Angst und Ernährung Teil 1 – Machtmittel

profeat_1Wir kennen es von den Populisten. Das Machtmittel Angst. Erst ängstigen, dann wie in einem guten Horrorfilm die Katastrophe greifbar, spürbar, sichtbar zu machen um dann – tara – den heilsbringenden Retter präsentieren.

Wir kennen dieses Phänomen auch von den Leuten, die gerne in Pippi Langstrumpf-Manier mit Hilfe der postfaktischen Realität ihre eigene Weltsicht kreieren, getreu dem Motto: Ich machmir die Welt Widdewidde wie sie mir gefällt. Auch sie spielen gerne mit Angst und Drohgebärden, insbesondere dann wenn Leute ihrer Weltsicht nicht folgen wollen.

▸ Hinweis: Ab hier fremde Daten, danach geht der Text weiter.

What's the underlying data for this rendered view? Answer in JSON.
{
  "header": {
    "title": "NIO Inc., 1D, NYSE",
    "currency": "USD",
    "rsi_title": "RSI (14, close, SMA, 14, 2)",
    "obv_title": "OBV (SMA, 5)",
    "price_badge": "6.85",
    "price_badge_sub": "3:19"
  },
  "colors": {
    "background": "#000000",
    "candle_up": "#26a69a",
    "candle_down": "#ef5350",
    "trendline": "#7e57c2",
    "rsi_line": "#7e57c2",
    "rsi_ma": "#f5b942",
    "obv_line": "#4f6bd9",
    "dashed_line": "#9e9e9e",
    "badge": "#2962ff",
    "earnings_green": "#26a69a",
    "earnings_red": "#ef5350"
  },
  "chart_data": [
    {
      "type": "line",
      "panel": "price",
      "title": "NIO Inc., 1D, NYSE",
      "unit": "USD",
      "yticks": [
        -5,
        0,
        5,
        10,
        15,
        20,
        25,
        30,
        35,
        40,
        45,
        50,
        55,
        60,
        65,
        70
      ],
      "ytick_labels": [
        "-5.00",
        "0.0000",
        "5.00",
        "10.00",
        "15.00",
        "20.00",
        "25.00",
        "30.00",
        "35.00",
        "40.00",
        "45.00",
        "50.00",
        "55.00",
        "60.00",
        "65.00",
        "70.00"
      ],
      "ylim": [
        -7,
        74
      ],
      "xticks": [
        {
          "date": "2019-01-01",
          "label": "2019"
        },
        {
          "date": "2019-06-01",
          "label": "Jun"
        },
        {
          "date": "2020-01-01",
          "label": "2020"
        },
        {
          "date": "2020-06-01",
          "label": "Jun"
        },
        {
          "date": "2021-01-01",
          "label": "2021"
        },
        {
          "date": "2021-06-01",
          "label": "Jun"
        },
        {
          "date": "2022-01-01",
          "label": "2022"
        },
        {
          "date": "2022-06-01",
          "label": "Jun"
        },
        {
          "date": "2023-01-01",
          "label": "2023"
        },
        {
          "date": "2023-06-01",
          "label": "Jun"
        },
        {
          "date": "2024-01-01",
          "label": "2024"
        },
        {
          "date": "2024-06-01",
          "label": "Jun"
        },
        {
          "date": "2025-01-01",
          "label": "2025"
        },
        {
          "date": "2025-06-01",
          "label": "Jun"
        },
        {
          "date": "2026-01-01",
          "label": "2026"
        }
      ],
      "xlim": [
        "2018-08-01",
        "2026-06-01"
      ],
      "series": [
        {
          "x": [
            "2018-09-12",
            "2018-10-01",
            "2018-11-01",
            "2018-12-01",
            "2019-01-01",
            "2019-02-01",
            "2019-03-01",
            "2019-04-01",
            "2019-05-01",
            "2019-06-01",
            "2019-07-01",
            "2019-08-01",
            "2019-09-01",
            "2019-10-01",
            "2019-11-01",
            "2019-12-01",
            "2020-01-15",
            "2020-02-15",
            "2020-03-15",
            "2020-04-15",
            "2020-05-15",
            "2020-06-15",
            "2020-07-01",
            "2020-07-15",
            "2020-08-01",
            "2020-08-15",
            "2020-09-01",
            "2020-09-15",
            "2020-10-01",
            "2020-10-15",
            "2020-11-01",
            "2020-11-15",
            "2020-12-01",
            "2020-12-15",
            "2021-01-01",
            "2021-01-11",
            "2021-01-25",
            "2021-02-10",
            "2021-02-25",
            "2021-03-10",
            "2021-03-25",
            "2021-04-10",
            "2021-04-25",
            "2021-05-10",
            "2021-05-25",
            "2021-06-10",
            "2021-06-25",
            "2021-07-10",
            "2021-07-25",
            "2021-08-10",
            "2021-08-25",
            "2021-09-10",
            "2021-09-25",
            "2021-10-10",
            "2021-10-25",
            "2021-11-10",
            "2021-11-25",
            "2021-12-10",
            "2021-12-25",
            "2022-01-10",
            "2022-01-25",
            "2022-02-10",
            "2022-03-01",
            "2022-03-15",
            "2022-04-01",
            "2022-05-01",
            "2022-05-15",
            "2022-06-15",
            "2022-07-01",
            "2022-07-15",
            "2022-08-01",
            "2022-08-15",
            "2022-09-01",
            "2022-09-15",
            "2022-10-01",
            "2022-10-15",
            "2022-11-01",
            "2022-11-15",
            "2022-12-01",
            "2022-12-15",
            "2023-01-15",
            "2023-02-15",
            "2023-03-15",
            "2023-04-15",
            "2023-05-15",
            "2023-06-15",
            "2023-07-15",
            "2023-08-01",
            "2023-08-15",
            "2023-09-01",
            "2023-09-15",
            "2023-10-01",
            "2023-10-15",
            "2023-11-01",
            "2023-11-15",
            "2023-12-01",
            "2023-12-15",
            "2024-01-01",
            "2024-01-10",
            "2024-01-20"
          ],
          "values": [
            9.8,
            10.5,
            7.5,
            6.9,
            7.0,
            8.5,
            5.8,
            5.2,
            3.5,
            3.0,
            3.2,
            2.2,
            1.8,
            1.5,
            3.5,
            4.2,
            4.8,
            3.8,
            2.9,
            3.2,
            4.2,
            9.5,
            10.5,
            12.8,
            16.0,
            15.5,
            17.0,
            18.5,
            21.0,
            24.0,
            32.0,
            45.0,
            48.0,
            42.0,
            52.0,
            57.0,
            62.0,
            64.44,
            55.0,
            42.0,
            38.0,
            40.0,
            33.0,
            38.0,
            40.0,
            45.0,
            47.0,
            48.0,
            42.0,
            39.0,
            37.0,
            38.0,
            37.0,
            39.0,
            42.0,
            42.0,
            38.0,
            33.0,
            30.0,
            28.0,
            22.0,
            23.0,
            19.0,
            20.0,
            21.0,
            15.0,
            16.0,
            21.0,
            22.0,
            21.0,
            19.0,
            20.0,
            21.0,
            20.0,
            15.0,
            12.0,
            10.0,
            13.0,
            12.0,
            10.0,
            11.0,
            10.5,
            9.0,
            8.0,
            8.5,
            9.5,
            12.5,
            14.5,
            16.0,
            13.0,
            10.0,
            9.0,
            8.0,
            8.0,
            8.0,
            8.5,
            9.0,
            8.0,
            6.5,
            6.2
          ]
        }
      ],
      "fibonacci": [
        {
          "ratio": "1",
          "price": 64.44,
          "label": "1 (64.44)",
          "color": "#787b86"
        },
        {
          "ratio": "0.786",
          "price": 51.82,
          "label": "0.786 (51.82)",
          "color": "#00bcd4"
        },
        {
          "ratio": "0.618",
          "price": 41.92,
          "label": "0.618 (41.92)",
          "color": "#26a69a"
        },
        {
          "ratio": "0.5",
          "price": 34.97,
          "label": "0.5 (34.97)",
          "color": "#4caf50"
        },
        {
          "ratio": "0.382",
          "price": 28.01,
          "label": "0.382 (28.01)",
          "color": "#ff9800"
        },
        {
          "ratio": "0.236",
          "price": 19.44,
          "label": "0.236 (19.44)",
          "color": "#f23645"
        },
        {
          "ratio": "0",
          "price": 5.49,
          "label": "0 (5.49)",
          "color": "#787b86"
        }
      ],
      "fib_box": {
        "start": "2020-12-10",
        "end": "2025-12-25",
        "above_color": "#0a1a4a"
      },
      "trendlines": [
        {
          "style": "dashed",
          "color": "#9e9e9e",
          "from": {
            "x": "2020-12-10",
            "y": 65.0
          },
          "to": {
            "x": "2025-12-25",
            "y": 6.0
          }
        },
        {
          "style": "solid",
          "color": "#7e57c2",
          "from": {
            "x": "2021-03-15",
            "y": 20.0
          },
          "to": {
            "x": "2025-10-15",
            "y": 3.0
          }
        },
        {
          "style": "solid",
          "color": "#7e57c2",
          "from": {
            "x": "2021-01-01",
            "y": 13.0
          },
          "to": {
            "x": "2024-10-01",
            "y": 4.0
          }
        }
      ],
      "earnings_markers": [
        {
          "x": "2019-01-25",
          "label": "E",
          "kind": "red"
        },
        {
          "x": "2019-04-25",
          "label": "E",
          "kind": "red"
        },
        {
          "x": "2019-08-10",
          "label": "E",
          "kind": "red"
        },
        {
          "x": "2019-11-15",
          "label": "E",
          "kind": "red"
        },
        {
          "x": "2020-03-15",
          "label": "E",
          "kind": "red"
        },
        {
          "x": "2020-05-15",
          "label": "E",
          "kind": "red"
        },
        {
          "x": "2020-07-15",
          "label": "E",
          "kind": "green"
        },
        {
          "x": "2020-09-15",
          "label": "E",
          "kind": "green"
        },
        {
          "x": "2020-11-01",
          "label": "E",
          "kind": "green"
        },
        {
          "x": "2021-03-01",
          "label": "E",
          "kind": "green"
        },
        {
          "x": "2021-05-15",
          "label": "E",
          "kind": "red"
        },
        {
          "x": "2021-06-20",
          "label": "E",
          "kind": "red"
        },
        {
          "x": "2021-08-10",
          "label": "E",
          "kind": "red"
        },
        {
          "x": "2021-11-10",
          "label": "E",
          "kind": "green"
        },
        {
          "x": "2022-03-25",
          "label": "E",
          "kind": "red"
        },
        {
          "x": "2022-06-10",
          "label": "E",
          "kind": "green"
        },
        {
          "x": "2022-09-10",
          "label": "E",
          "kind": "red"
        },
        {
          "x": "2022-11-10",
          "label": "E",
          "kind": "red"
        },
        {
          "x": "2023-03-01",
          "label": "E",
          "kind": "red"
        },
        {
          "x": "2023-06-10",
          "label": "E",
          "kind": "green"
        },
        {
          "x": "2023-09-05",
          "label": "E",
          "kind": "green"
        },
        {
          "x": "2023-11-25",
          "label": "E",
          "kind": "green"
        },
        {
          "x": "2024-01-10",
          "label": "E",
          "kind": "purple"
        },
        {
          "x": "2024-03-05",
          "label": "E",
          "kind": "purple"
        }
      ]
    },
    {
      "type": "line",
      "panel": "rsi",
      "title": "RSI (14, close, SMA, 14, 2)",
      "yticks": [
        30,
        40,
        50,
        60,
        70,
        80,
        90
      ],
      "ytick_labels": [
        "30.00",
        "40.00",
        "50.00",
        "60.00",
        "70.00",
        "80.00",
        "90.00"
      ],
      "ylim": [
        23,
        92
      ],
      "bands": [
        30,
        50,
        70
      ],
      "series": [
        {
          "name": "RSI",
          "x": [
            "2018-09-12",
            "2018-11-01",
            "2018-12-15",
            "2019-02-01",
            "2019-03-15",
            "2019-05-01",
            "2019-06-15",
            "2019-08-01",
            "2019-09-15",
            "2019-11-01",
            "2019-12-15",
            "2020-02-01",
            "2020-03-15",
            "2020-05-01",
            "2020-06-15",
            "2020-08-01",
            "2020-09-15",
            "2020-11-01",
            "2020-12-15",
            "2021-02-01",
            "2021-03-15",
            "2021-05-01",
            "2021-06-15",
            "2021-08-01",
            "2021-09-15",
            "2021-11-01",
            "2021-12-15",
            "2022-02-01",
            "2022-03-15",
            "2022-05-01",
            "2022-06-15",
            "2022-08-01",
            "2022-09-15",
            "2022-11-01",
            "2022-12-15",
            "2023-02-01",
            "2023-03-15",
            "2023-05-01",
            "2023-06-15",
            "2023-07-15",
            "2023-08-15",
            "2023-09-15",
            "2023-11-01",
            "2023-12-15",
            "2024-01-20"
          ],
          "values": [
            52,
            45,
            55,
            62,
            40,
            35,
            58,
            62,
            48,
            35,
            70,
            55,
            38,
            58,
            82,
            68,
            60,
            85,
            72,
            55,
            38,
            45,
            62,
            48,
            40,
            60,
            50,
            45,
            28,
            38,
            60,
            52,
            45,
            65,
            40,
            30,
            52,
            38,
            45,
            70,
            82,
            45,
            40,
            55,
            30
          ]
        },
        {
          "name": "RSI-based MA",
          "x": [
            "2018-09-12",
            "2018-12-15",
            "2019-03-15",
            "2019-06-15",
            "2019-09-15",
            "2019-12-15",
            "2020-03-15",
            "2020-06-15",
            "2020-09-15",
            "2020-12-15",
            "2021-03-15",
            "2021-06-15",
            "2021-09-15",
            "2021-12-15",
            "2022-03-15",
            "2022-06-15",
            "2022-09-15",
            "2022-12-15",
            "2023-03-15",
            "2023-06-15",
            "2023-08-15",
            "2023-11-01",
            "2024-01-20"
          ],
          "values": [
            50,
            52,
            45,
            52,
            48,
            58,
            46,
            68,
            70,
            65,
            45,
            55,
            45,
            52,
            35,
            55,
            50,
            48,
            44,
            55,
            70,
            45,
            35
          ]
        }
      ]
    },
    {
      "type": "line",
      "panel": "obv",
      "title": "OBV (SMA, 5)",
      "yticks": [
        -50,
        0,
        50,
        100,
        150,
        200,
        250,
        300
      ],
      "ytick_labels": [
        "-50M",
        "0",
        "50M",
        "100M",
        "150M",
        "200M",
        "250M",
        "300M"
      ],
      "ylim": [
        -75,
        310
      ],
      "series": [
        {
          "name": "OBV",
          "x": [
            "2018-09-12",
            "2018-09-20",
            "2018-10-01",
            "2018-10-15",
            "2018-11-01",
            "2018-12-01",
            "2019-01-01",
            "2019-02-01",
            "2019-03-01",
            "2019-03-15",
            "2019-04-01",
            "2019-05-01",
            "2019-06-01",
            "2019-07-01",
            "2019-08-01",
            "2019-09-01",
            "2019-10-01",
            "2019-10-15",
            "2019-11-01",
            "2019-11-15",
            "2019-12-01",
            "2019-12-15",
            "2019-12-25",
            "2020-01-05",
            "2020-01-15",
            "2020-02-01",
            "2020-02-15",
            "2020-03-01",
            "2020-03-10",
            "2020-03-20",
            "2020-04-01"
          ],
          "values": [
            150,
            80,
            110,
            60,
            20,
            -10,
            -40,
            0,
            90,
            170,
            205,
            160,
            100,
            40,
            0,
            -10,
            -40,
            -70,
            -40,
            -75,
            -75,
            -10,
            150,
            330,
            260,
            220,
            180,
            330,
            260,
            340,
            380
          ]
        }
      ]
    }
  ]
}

Doch was hat das mit Ernährung zu tun?

Kennen Sie Sprüche wie:

„Unsere Böden sind ausgelaugt“, „wer nicht auf seine Ernährung achtet, wird krank“, „Kaffee entwässert“, „dies ist gesund, jenes ist ungesund“ „Unsere Lebensmittel enthalten keine Vitamine mehr“ „Cholesterin verstopft die Gefäße“, „wir sind alle übersäuert“, „Nahrungsmittelallergien nehmen zu“, „Kohlenhydrate machen dick“, „Zucker ist das neue Gift“…uaaaah – merken sie schon die Bedrohung? Bekommen Sie schon Angst?

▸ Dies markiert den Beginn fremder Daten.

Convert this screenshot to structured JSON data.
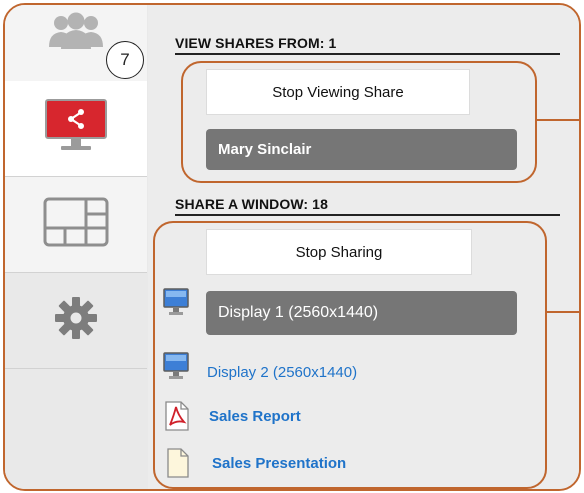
{
  "rail": {
    "tabs": [
      {
        "icon": "people-icon"
      },
      {
        "icon": "share-screen-icon"
      },
      {
        "icon": "layout-grid-icon"
      },
      {
        "icon": "gear-icon"
      }
    ],
    "badge": "7"
  },
  "view_shares": {
    "title": "VIEW SHARES FROM: 1",
    "stop_label": "Stop Viewing Share",
    "participant": "Mary Sinclair"
  },
  "share_window": {
    "title": "SHARE A WINDOW: 18",
    "stop_label": "Stop Sharing",
    "items": [
      {
        "label": "Display 1 (2560x1440)",
        "icon": "monitor-icon",
        "selected": true
      },
      {
        "label": "Display 2 (2560x1440)",
        "icon": "monitor-icon",
        "selected": false
      },
      {
        "label": "Sales Report",
        "icon": "pdf-icon",
        "selected": false
      },
      {
        "label": "Sales Presentation",
        "icon": "document-icon",
        "selected": false
      }
    ]
  },
  "colors": {
    "callout": "#c0662e",
    "active_share_red": "#d7262e",
    "link_blue": "#1f73c9",
    "selected_gray": "#767676"
  }
}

Und auch in der Ernährung wird das Ganze dann gesteigert und eine Art Katastrophen-Szenario aufgebaut, nicht immer direkt – es geht auch subtiler: Um gesund zu bleiben müssen wir uns gesund ernähren (heißt – wer sich nicht gesund ernährt wird krank); Superfood sind supergesund (heißt – wer keine isst, gefährdet seine Gesundheit?). 5 Gemüseportionen am Tag sind wichtig für unsere Gesundheit (heißt das, wenn wir weniger essen werden wir krank?) oder „Fett macht fett“, „Kohlenhydrate machen dick“ oder „wer abnehmen will muss low-carb essen“

Die Liste dieser Botschaften ist lang und erhebt keinen Anspruch auf Vollständigkeit. Sie können diese beliebig erweitern.
Und wie bei den Populisten kommt dann die Rettung: Das Heilsversprechen, das Heilsprodukt, der Heilsbringer….

„Unser Produkt „verbrennt Fett“; „Unsere Diät hilft garantiert“, „wir wissen, was das richtige Maß, die richtige Mahlzeitenzusammenstellung, die richtige Ernährungsempfehlung ist“ uvm.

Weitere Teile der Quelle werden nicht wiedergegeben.